地震が起きて送電設備などに被害が発生すると、停電することがあります。
その停電が復旧し、各家庭に電気が届いた時、ヒーターに衣類がかぶさっていたり、配線が断線していたら……もしかしたら火事が起きる可能性があります。
多くの方の記憶に新しい、東日本大震災での火災発生原因のうち、54%が通電火災によるものでした。
出典:「大規模地震時の電気火災の発生抑制に関する検討会」(内閣府)の値より作成
また、今後30年以内に震度6弱以上の揺れが起こる確率は、以下の図のようになっています。
「全国地震動予測地図2018年版」の概要(地震調査研究推進本部)より引用
日本で生活する我々にとって、地震への備えは欠かせないと言えそうです。
そんな中、注目されているのが「感震ブレーカー」です。
実は、「内線規程」(2019年4月1日 追補版)により、地方自治体が指定した「地震時等の電気火災の発生・延焼等の危険解消に取り組むべき地域」の全ての住宅など、さらに、都市計画法に基づく「防火地域」・「準防火地域」の木造及び鉄骨造の住宅など(共に耐火建築物を除く)に対して、地震ブレーカーなどの適用区分が、〝推奨〟よりも強い、〝勧告〟とされました。
また、内閣府、消防庁、経済産業省からも、地震による電気火災対策には、「感震ブレーカーが効果的」と告知されています。
でもみなさん、感震ブレーカーってご存じですか?
そこで、パナソニックの感震ブレーカーをご紹介します。

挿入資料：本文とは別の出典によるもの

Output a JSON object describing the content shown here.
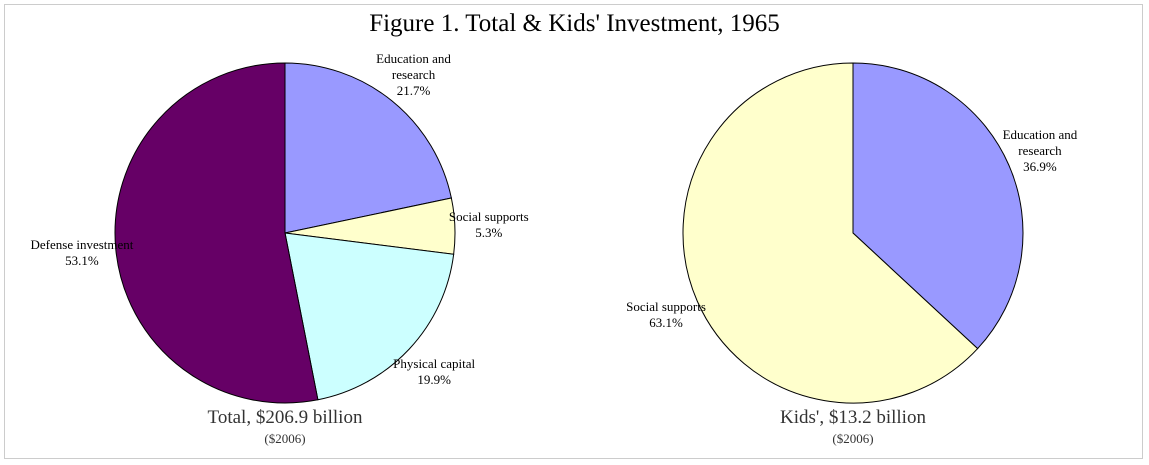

今後の地震対策の一助になればと思います。
ところで、感震ブレーカーって知っていますか?
通電火災に効果的とされる感震ブレーカーですが、2021年7月にパナソニックが調査したところ、72%の人が「知らない」と回答しています。残念ながら、あまり知られていないのが現状です。
そもそもブレーカーとは、電気回路で起こる異常事故から電線を守る安全装置として取り付けられる遮断器を指します。
そのブレーカーの役割を補助・強化するのが、感震ブレーカーなのです。
感震ブレーカーの動作について、カンタンにご紹介します。
もし震度5強以上の地震が発生すると、センサーが地震を感知し、アラームとともに表示灯が点灯します。
即時遮断の場合は、地震感知後すぐに、主幹ブレーカを遮断します。
また、地震が夜に起きた場合など、避難経路の照明電源を確保するため、地震感知から3分間の通電時間を設けた後、自動で主幹ブレーカが遮断する設定に変更できます。
もしも地震感知から3分以内に停電が発生したら、復旧時に電気が流れると主幹ブレーカを遮断します。
【参考】地震による通電火災をふせぐ【パナソニックの感震ブレーカー】
パナソニックの感震ブレーカー3種
パナソニックでは、用途に合わせて3種類の感震ブレーカーが用意されます。
住宅分電盤「コンパクト21」シリーズに単体追加
同社の住宅分電盤の「コンパクト21」シリーズ内の空きスペースに組み込むタイプが、感震ブレーカー「BQX702」です。
BQX702
希望小売価格1万8150円(工事費別・以下同)
既設の分電盤に機能を追加
今使っている住宅分電盤を替えることなく、感震機能と漏電遮断機能を持たせたのが、感震リニューアルボックス「BQE3253Z」(主幹容量50A用)のシリーズです。
感震機能付き住宅分電盤
感震機能がついた住宅分電盤です。こちらは感震ブレーカー(BQX702)を標準搭載しています。
また、地震と落雷(雷サージ)による電気トラブルを防止する「避雷器」を搭載する、「地震かみなりあんしんばん」も別途用意されています。
漏電ブレーカと感震ブレーカーを一体化
パナソニックでは、漏電ブレーカと感震ブレーカーを一体化した「AB-60J型」も用意します。
追加配線工事不要で、住宅分電盤「ニューコスモシリーズ パネルF/S(主幹容量40A・50A・60A搭載品)」の主幹漏電ブレーカを交換し、漏電ブレーカと感震ブレーカーを一体化できるのが、「AB-60J型」です。
全国15都道府県 65自治体が補助金に対応
さて、感震ブレーカーの効果とパナソニックが扱う主要な感震ブレーカー製品をご紹介しました。
もちろん、設置や交換には製品代や工事費がかかります。ただし、全国15都道府県 65自治体が補助金に対応しています(2021年7月9日現在)。
広がる防災意識の中、今後も対応する自治体は増加する可能性があります。お住まいの自治体のホームページをご覧の上、感震ブレーカーの設置をご検討されてはいかがでしょうか?